Le Château de Portets devient par la suite la résidence du Baron de Montferand.

En 1587 le château de Portets appartient à Guillaume de Gascq, Baron de Portets. Sa famille reste durant plus de deux siècles à la tête de cette seigneurie. Le dernier représentant cède ses biens avant de mourir en 1781 à Valdec de Lessart qui les revendra quatre années plus tard à la famille Séguineau de Lognac, laquelle restera propriétaire du Château de Portets jusqu’à la fin du XIXe siècle.

L’histoire entre le Château de Portets et la famille Théron débute en 1956 lorsque Jules Théron, ingénieur agronome et président du Conseil Général d’Oran en Algérie acquis le domaine. Le bâtiment se trouvait alors dans un état désastreux, laissé à l’abandon après que les allemands l’aient occupé pendant la Seconde Guerre Mondiale.
Accompagné de son fils Jean-Pierre, ingénieur agronome et œnologue, il mettra toute son énergie pour réveiller ce domaine endormi.

De nos jours, le château a retrouvé sa superbe. Il constitue le plus imposant édifice de Portets, avec ses grilles en fer forgé, son escalier grandiose, sa tour, sa vaste cour carrée et son parc.

Aujourd’hui, c’est la petite-fille, Marie-Hélène Yung-Théron qui s’applique à promouvoir la réputation séculaire que M. Séguineau de Lognac fit à ce domaine modèle.

Les Romains, Henri IV, Jean-Jacques Rousseau, Napoléon… le château de Portets, sa commune, son port, un patrimoine enraciné dans l’Histoire

Le port de Portets témoin de l’histoire viticole des Graves

Château de Portets porte aussi le nom de sa commune dont les origines anciennes remontent à mille ans avant Jésus-Christ. En effet les Ligures et Ibères vinrent chercher un refuge au bord d’une rivière qui allait devenir la Garonne. Puis les Romains y aménagèrent un port. Après avoir développé le commerce fluvial, ils y implantèrent la vigne qui fait aujourd’hui la notoriété de Portets.

C’est peut-être à partir de son port –qui porte également le nom de la commune – que le patrimoine de Portets se dévoile avec le plus de majesté. La première chose qu’on remarque, se dressant au milieu de la vigne, c’est l’élégante Tour du Roy qui contrôlait le trafic des gabarres sur la Garonne.

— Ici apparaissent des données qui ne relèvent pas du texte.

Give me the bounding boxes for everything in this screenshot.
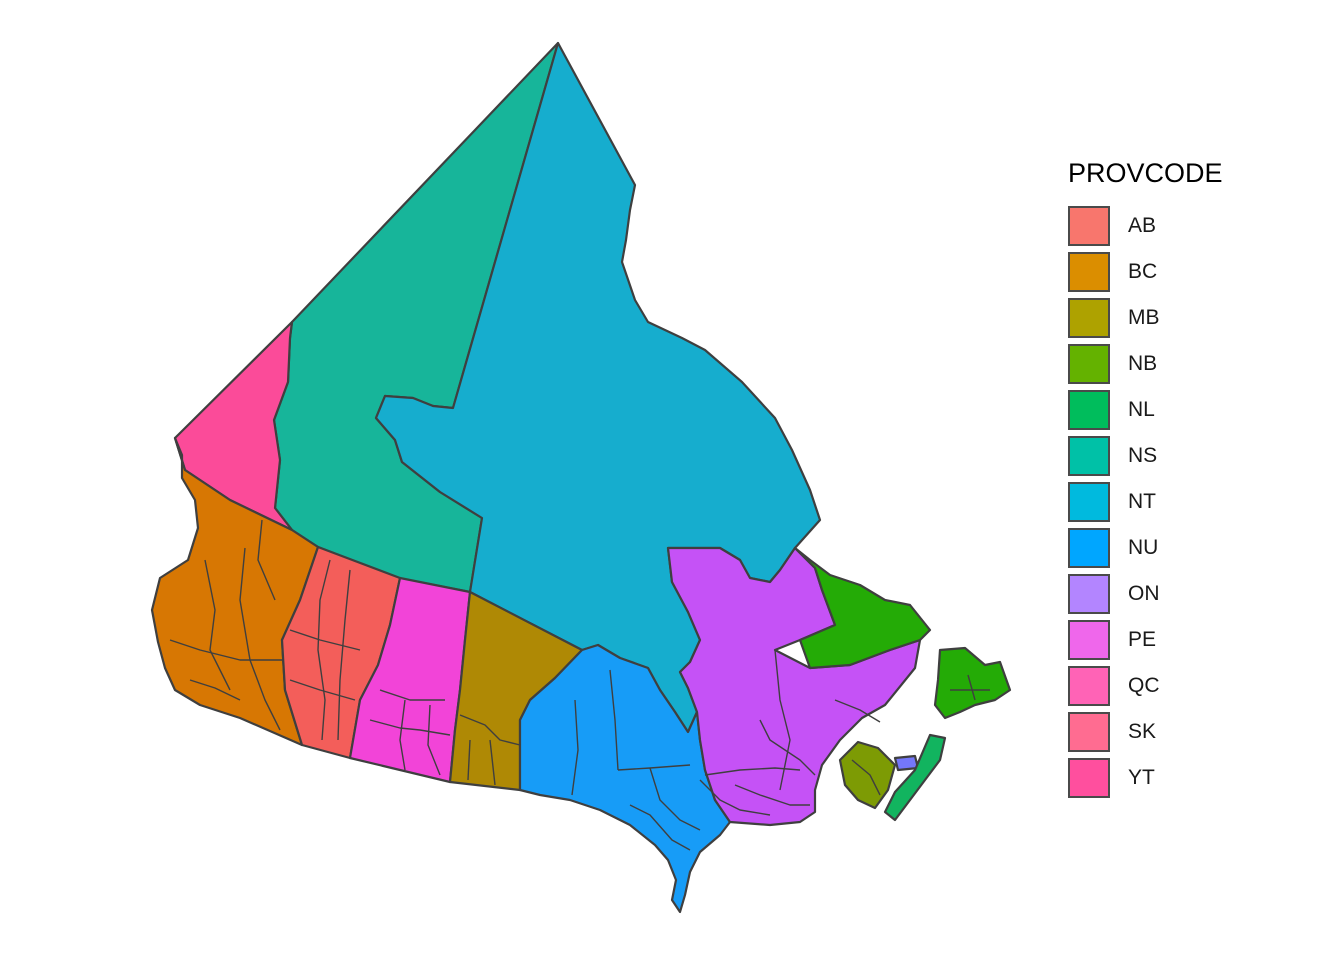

Le château et le vignoble de Portets dominent majestueusement la Garonne. La vue est magnifique. Le fleuve aujourd’hui a perdu son activité commerciale mais jusqu’au XVIIIème siècle la navigation y était intense. Trois ports coexistaient : le vieux port appelé Port- Madame en hommage à l’épouse du seigneur de Portets, Antoine de Gascq ; un deuxième port, ou Port du Roy en souvenir d’une visite d’Henry IV ; un troisième qui longeait le mur de soutènement de la terrasse du château.

Le château de Portets, à l’architecture Renaissance, domine la Garonne du haut de son altière terrasse de pierre que Napoléon gravit en 1808. A gauche, le charmant quartier du port avec une belle maison qui servait d’auberge au XVIIe siècle. C’est magique, sans ostentation. Toute l’élégance du classicisme. En remontant un peu, on découvre Mongenan, « folie » d’époque Louis XV avec son musée et son jardin botanique inspiré par Jean-Jacques Rousseau qui séjourna au château.

Le 31 juillet 1808, cette demeure reçut la visite de Napoléon Ier, de retour d’Espagne avant son entrée solennelle dans Bordeaux. Une plaque de bronze installée dans la cour d’honneur commémore son passage à Portets.